Phytochemical extraction methods
Phytochemical extraction methods at Norquest College provide students with a hands-on learning experience while learning about the industry’s fundamentals. Phytochemical extraction methods include a variety of solvents, equipment, and calculation. Students learn about the cannabis industry, plant morphology, and chemistry. Students will prepare plant materials and formulate extraction solvents. In addition to learning about extraction methods, students will learn about plant morphology, cultivation, and the skills needed to be successful in the cannabis industry.
Canadian cannabis industry
Earlier this year, Niagara College launched Canada’s first postsecondary program in cannabis production. Now, the College Consortium for Cannabis includes NorQuest, Durham, Okanagan, and College communautaire du Nouveau-Brunswick. This consortium focuses on training future cannabis-industry workers and exploring opportunities for shared funding and research. The Consortium also hopes to expand its cannabis education programming.
The College’s curriculum also includes a cannabis-focused course called Cannabis Trimming and Production. This five-module course covers the history and current state of cannabis cultivation in Canada, as well as the laws governing production. Other modules address cannabis trimming demonstrations and career opportunities and have been created by industry experts. The NorQuest Cannabis Job Board allows students to apply for entry-level positions at various cannabis companies and explore a variety of career options in the industry.
Since the federal government’s legalization, thousands of workers in the cannabis industry have lost their jobs. As a result, the government has subsidized these employers with nearly $112 million, raising questions about whether or not the program is cost-effective. The losses in jobs also come at a time when executive compensation at cannabis companies has skyrocketed, often exceeding annual revenue. As a result, there is a growing need for new workers.
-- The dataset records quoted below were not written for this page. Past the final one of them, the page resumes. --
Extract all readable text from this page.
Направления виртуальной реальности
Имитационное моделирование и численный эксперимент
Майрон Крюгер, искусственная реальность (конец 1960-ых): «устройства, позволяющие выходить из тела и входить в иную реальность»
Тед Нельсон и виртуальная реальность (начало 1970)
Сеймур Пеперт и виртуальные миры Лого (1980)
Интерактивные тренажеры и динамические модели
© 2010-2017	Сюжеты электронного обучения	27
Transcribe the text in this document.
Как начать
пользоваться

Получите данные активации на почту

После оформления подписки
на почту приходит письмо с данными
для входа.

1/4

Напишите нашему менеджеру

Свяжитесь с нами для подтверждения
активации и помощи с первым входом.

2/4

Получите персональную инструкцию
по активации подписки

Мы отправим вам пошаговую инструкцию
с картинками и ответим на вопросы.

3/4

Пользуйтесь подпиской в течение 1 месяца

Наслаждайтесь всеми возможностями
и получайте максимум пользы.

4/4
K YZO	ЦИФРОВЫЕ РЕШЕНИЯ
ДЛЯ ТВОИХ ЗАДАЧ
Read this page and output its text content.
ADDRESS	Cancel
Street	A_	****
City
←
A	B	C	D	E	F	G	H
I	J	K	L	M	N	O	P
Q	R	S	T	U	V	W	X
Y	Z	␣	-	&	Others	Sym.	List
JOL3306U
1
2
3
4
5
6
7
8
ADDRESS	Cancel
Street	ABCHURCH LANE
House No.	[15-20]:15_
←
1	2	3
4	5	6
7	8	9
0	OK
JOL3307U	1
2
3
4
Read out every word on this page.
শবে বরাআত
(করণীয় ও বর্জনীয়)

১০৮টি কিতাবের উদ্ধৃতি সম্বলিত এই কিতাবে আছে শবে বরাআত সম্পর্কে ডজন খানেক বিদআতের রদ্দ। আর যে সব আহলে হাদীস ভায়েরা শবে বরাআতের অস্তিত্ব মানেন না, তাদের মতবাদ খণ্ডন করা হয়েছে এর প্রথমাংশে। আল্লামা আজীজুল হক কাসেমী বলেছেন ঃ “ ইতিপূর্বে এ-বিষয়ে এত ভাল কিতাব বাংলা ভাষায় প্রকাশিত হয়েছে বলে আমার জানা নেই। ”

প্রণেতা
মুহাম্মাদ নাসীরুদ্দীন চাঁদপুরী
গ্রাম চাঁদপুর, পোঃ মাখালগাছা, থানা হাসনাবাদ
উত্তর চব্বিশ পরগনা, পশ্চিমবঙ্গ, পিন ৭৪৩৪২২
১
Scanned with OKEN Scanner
Despite its new role as an advocate for the cannabis industry, the College’s curriculum is designed to educate students on the latest legal issues facing the industry. Students can gain insight into cannabis production and management practices while meeting the requirements of the Illinois Department of Financial & Professional Regulations. Furthermore, students can gain valuable experience in growing and selling cannabis, including cannabis botany, cannabis legislation, and the development of products and processes.
University-level training is another way to learn about the cannabis industry. The College’s Cannabis Applied Science program provides a one-year graduate certificate that prepares students for the specialized technician and formulation chemist roles in the cannabis industry. A graduate certificate program in cannabis science is also offered at Doane University, where students can study for free through Doane. Students can complete this program in three months.
The Lab’s testing methodology is based on the latest research and validation of methods for the analysis of marijuana. It includes tests for cannabis oils, oil extracts, and edibles. The methods can be applied to any product that is produced from cannabis, as long as it meets Health Canada’s requirements for cannabinoid potency and total THC. It is imperative that every product undergoes these tests, as they can affect human health.
Students with an interest in the Canadian cannabis industry can enroll in a Bachelor of Science program. The curriculum for this program is 50/50. Students will learn about the Canadian Cannabis Act and its regulations. A Bachelor’s degree in horticulture includes 400 hours of hands-on experience, including an internship. These programs provide students with valuable training and connections. They can also become certified as cannabis professionals. They can also pursue a certification in cannabis management and horticulture.